My primary concern with Moncrief as a prospect was that true freshmen Laquon Treadwell outperformed him in several games at Ole Miss. Treadwell had more receptions and was the team’s primary receiver in the second half of the season. Whereas most of the WRs we at RotoViz love as prospects are both physical marvels and highly productive with their college teams. Moncrief is explosive, but doesn’t have the production that Rogers does. We’re essentially looking at a question of playing time.

The Colts spent draft capital on Moncrief  that they didn’t on Rogers, but I’m not sure if that means if he will play over Rogers right away. It’s become common knowledge among RotoViz readers that rookies are not be relied upon for fantasy production; but fantasy points are a result of playing time and usage. Rogers has been on the Colts roster for half of last season and all of the offseason. He knows the playbook, has presumably some sort of rapport with Andrew Luck, and even started a playoff game for the team. Do the Colts want Rogers to play over Moncrief? Probably not. Will Rogers force their hand? Maybe.
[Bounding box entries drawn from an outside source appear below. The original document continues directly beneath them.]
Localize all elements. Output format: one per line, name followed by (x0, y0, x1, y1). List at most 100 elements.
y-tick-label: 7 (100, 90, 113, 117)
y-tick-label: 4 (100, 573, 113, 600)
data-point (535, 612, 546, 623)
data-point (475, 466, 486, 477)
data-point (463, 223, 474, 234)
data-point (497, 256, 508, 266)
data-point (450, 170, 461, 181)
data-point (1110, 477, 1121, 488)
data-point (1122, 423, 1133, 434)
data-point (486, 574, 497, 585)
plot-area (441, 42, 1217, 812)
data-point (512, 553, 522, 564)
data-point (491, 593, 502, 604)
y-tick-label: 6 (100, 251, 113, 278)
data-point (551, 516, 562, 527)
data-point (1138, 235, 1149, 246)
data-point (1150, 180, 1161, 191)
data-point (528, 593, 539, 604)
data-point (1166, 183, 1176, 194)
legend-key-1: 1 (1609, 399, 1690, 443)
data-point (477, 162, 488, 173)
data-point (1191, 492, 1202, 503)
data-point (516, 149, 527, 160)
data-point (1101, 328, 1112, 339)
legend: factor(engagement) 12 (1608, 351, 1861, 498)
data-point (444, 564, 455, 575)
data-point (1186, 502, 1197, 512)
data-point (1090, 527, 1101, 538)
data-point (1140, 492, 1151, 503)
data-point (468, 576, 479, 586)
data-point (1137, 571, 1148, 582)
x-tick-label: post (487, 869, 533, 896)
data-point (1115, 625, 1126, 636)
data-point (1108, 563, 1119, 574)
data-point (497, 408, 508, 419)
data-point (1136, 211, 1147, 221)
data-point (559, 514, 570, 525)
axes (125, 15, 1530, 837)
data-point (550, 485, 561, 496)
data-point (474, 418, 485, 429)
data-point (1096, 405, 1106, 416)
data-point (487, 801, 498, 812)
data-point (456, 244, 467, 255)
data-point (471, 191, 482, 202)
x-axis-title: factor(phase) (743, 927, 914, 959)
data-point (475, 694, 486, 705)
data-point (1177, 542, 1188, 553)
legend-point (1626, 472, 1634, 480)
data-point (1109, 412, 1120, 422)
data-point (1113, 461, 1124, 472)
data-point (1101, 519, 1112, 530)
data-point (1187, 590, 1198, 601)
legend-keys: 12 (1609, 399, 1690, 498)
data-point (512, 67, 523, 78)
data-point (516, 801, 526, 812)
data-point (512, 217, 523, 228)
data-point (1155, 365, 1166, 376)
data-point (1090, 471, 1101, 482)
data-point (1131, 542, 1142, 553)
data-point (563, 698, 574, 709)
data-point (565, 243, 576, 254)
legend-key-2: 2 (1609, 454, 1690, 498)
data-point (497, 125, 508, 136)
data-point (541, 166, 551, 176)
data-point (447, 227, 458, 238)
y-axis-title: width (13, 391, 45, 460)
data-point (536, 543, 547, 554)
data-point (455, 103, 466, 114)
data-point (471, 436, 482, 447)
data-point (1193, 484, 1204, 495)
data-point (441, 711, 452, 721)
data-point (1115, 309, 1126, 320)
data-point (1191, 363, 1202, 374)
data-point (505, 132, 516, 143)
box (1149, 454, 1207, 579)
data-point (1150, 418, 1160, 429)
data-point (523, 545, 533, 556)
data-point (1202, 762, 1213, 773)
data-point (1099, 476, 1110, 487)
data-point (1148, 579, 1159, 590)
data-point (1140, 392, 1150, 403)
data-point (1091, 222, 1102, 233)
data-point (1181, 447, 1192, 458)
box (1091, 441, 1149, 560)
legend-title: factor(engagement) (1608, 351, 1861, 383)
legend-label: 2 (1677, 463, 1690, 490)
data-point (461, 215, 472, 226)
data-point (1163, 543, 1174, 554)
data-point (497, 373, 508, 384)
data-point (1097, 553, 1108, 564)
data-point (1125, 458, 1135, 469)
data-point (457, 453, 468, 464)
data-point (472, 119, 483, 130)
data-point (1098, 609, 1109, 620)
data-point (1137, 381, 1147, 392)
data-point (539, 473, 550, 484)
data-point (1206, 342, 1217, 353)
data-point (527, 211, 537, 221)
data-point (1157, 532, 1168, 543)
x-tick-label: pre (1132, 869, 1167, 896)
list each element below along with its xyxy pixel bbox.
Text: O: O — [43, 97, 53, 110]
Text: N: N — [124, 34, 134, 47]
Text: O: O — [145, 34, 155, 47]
He has the talent to do so, but if his off the field issues present themselves again (or if the team is stubborn about forcing Moncrief on to the field) it might not happen. Then again, a Reggie Wayne or Nicks injury (whaaaaaat? That doesn’t sound like him) could open the door for playing time. Really, go back and read Justin’s piece, it covers this much more in depth.

Mr. RotoViz Staff published a piece stating five things we need to know the answer to before we start drafting, and I would add “Rogers over Moncrief?” to that list. In dynasty leagues, Rogers is an immediate buy. You can most likely get him cheaply, provided that a Rogers truther doesn’t already own him. He’s probably more valuable to Moncrief owners as a hedge in case he doesn’t pan out. In redraft leagues, Rogers offers a basically free ADP. You’ll know after the first Colts game if Rogers is going to be worth owning, so feel free to set him as the guy you’ll drop after Week 1 for whoever is the 2014 Kevin Ogleetree.